Lunar Exploration Revolution: Australian AI's Impact on Space Missions (2026)

Australian AI Technology Could Revolutionize Lunar Surface Exploration

A robotic arm observes a 3D-printed lunar landscape in Adelaide’s Australian Institute for Machine Learning (AIML) lab.

By Sofia McLeod

AI researchers in the South Australian city of Adelaide are hoping to use their own proprietary space technology to revolutionize how spacecraft survey the lunar surface. While the initial focus is on lunar surveys, the technology's versatility could extend to mapping any planetary surface, provided there's existing data from previously mapped catalogs for reference.

In a groundbreaking paper accepted for publication in the journal Astrodynamics, the authors introduce STELLA (Spacecraft crater-based localization for lunar mapping), an innovative AI-powered Crater-Based Navigation (CBN) pipeline specifically designed for long-duration lunar mapping missions. Without GPS in space, spacecraft rely on their own navigation systems, and traditional methods like radio-ranging can have significant errors, sometimes reaching several kilometers. This is where CBN comes in, utilizing vision-based navigation techniques that employ images of the Moon's cratered surface to pinpoint a spacecraft's position with remarkable accuracy.

The STELLA system, as demonstrated in the paper, outperforms conventional lunar surveying methods, showcasing its potential to revolutionize lunar exploration. Here's how it works: A camera onboard the spacecraft captures an image of the Moon's surface, and CBN identifies craters within that image, matching them to known craters from pre-existing catalogs. These matches enable the system to determine the spacecraft's precise location. This process is purely about position estimation; CBN doesn't create new maps but accurately determines the spacecraft's position using craters as landmarks.

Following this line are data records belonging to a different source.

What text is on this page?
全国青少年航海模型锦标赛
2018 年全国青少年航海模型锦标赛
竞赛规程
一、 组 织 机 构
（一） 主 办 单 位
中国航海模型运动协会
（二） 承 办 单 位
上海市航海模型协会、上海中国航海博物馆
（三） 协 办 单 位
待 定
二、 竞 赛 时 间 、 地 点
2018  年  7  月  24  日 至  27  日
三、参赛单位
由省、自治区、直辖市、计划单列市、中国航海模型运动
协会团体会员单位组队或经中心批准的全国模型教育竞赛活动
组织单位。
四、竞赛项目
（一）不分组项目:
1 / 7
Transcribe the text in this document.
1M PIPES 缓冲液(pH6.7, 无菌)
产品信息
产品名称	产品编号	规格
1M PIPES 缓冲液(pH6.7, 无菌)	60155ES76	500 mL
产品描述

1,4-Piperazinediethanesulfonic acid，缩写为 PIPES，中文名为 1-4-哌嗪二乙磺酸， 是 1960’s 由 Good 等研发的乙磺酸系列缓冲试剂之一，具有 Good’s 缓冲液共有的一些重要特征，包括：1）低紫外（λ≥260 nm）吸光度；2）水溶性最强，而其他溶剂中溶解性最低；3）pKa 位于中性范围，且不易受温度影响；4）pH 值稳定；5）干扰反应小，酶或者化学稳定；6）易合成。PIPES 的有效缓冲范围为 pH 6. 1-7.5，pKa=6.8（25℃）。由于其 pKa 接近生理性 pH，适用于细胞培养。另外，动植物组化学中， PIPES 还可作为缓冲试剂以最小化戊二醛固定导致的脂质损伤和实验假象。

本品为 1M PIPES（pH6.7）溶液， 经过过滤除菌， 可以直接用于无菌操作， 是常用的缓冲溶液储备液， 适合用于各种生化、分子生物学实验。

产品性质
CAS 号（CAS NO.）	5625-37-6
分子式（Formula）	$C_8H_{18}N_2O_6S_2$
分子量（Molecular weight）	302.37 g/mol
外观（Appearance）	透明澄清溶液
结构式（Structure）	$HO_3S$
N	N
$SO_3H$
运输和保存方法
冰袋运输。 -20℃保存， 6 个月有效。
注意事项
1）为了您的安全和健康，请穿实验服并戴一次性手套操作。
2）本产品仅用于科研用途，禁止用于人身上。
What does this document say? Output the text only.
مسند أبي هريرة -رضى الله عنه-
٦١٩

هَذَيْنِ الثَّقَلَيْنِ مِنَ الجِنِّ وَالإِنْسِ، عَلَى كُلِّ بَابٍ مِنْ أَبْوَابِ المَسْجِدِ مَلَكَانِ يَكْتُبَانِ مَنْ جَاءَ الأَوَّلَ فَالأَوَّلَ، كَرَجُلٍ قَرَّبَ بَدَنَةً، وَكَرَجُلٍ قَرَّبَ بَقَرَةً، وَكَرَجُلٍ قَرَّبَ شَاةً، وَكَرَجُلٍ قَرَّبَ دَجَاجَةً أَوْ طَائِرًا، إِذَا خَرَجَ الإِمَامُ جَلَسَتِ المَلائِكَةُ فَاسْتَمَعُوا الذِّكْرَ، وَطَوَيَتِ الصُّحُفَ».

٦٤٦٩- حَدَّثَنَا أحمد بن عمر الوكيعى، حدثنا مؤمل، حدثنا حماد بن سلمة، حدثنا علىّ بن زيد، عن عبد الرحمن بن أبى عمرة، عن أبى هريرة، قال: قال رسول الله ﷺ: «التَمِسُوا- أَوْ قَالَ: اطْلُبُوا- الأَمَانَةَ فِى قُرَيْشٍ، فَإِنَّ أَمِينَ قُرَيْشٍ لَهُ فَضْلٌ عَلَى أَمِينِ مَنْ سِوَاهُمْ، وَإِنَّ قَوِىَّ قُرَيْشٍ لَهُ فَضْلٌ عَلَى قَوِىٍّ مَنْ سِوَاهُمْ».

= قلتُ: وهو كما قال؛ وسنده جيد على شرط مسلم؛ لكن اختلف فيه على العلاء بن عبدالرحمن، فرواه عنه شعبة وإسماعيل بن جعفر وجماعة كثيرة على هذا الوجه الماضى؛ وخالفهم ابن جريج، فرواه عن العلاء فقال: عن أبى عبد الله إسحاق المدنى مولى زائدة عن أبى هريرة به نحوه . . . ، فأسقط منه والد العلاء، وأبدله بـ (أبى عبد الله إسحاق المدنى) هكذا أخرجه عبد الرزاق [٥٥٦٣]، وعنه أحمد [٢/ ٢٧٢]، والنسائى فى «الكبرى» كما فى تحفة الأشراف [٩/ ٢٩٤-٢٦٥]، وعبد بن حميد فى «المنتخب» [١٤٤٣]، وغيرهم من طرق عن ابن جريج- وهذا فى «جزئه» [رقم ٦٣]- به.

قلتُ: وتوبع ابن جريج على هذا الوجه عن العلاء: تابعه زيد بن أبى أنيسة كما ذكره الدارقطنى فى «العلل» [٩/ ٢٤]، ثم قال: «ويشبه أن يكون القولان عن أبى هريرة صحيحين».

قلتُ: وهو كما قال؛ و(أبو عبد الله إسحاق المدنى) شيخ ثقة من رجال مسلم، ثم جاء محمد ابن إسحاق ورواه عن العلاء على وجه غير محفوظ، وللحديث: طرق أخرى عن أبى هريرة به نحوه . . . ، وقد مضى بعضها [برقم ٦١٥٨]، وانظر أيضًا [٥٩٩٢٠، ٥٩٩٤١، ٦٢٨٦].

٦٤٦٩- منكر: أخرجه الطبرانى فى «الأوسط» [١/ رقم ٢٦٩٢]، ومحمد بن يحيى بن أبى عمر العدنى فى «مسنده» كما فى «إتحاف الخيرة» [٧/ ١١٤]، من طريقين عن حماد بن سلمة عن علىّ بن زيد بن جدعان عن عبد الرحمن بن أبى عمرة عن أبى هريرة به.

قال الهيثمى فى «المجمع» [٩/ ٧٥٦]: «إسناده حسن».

The system's capabilities are further enhanced by its ability to operate across various regions of the Moon, including the poles and large craters. In orbital scenarios, STELLA can leverage position estimates made using images captured before and after entering shadowed regions to infer the spacecraft's orbital trajectory. This means the spacecraft can still estimate surface positions while passing over permanently shadowed regions, such as those at the Moon's south pole.

The paper presents the first comprehensive study of a vision-based spacecraft navigation system tailored for long-term lunar orbital missions. Once STELLA obtains a 'good' image of the lunar surface, containing enough clearly identifiable craters, it becomes autonomous, analyzing the entire surface pattern of visible craters. This vision-based navigation system operates similarly to how humans use sight to understand their surroundings, achieving meter-level accuracy.

AI plays a pivotal role in this technology, enabling CBN to adapt to the challenging conditions of long-term lunar orbital missions. It allows the system to recognize craters regardless of lighting conditions, camera angles, or terrain types. The technology is being developed to meet the positioning needs of the upcoming Japanese TSUKIMI (Lunar Terahertz Surveyor for Kilometer-scale Mapping) mission, scheduled for a 2028 launch.

TSUKIMI's primary objective is to survey the Moon from lunar orbit, seeking resources like water. The crater-based positioning algorithm developed by Adelaide University will be instrumental in pinpointing the exact locations of these resources. The AI pipeline's capabilities extend beyond lunar science, enabling accurate maps of key resources and precise planning for lunar infrastructure and habitats.

In summary, Australian AI technology is poised to revolutionize lunar surface exploration, offering unprecedented accuracy and autonomy in spacecraft navigation. This development promises to significantly enhance our understanding of the Moon and pave the way for more efficient and effective lunar missions.

Lunar Exploration Revolution: Australian AI's Impact on Space Missions (2026)
Top Articles
Latest Posts
Recommended Articles
Article information

Author: Fr. Dewey Fisher

Last Updated:

Views: 6373

Rating: 4.1 / 5 (62 voted)

Reviews: 93% of readers found this page helpful

Author information

Name: Fr. Dewey Fisher

Birthday: 1993-03-26

Address: 917 Hyun Views, Rogahnmouth, KY 91013-8827

Phone: +5938540192553

Job: Administration Developer

Hobby: Embroidery, Horseback riding, Juggling, Urban exploration, Skiing, Cycling, Handball

Introduction: My name is Fr. Dewey Fisher, I am a powerful, open, faithful, combative, spotless, faithful, fair person who loves writing and wants to share my knowledge and understanding with you.